Proposed Resolution: The extraordinary general meeting approves to amend the articles of association, namely article 4 paragraphs 1 and 2, and to replace it by:

"The issued capital, set at [TO BE COMPLETED] ([TO BE COMPLETED]), is represented by [TO BE COMPLETED] shares without nominal value. It is completely paid up.

The reference value of the capital for the application of the provisions of the Companies and Associations Code is [TO BE COMPLETED] euros and [TO BE COMPLETED]. ([TO BE COMPLETED])."

The figures and amounts that have been indicated as [TO BE COMPLETED] shall be determined and completed at the time of the effective establishment of the capital increase.

5. Powers of attorney

Proposed Resolution: The extraordinary general meeting approves to authorise every director of the Company, through a special power of attorney, acting individually, and with the power of substitution, to (a) make all other necessary amendments to the articles of association, (b) to complete all prescribed administrative formalities with the services of the Crossroads Bank for Enterprises, Euroclear, Euronext Brussels, etc., and to declare and sign all documents that would be necessary or useful for the implementation of the resolutions approved at this extraordinary general meeting.

The extraordinary general meeting authorises the notary to proceed with the drafting of the coordinated text of the articles of association, and to complete all prescribed administrative formalities at the services of the registry of the Enterprise Court and the Belgian Official Gazette, including publication and filing.

Pursuant to article 7:126 of the Belgian Code on Companies and Associations, a company must send a convocation for a shareholder meeting validly requested by a shareholder within three weeks following the receipt of said request by a shareholder holding over 10% of the voting rights in the Company.

The convening notice will specify the exact date of the EGM, which date shall not be earlier than the 30th day following the date of the convening notice.

The Board of Directors of the Company will analyse the proposals of Saverex in accordance with applicable laws and regulations, and will update the market in due course.

About EXMAR

EXMAR is a Belgian provider of floating solutions for the operation, transportation and transformation of gas and has a fleet of more than 40 gas carriers and floating gas terminals. EXMAR creates economically viable and sustainable energy value chain solutions in long-term alliances with first class business partners.

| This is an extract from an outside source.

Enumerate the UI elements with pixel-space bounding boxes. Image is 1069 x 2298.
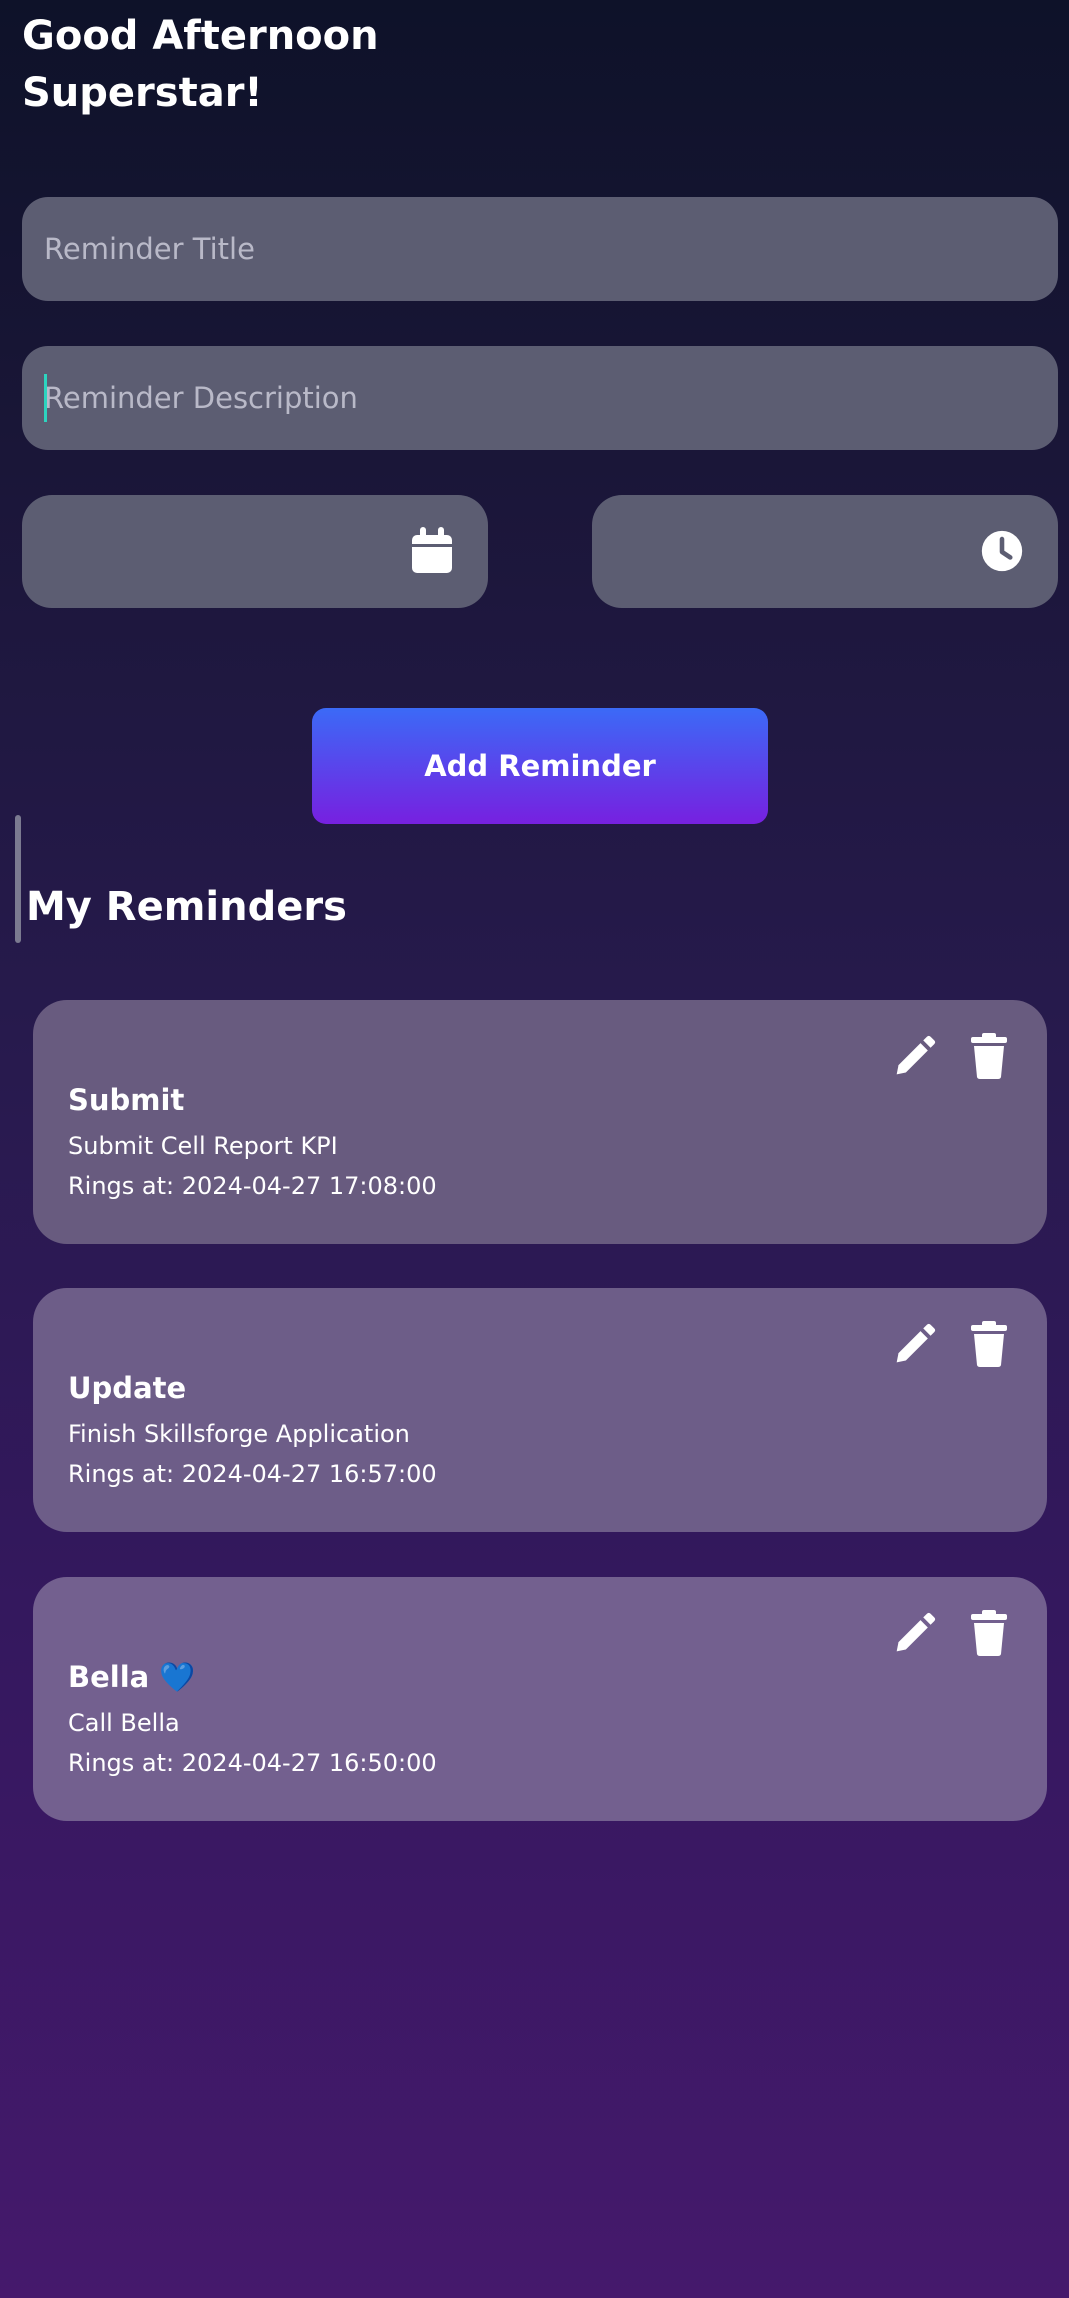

Being one of the world's largest independent transporters of ammonia and building upon the experience and knowledge gained from more than four decades of gas shipping.

More information can be found at www.exmar.com.

Contact: Hadrien Bown permanent representative of HAX BV, CFO– +32 3 247 50 74.

About SAVEREX

SAVEREX is the holding company of the family of Nicolas Saverys, which is active in the international shipping industry. The main activity and the main asset of Saverex is its shareholding in EXMAR.

Disclaimer

This press release is also published in Dutch. If ambiguities should arise from the different language versions, the Dutch version will prevail.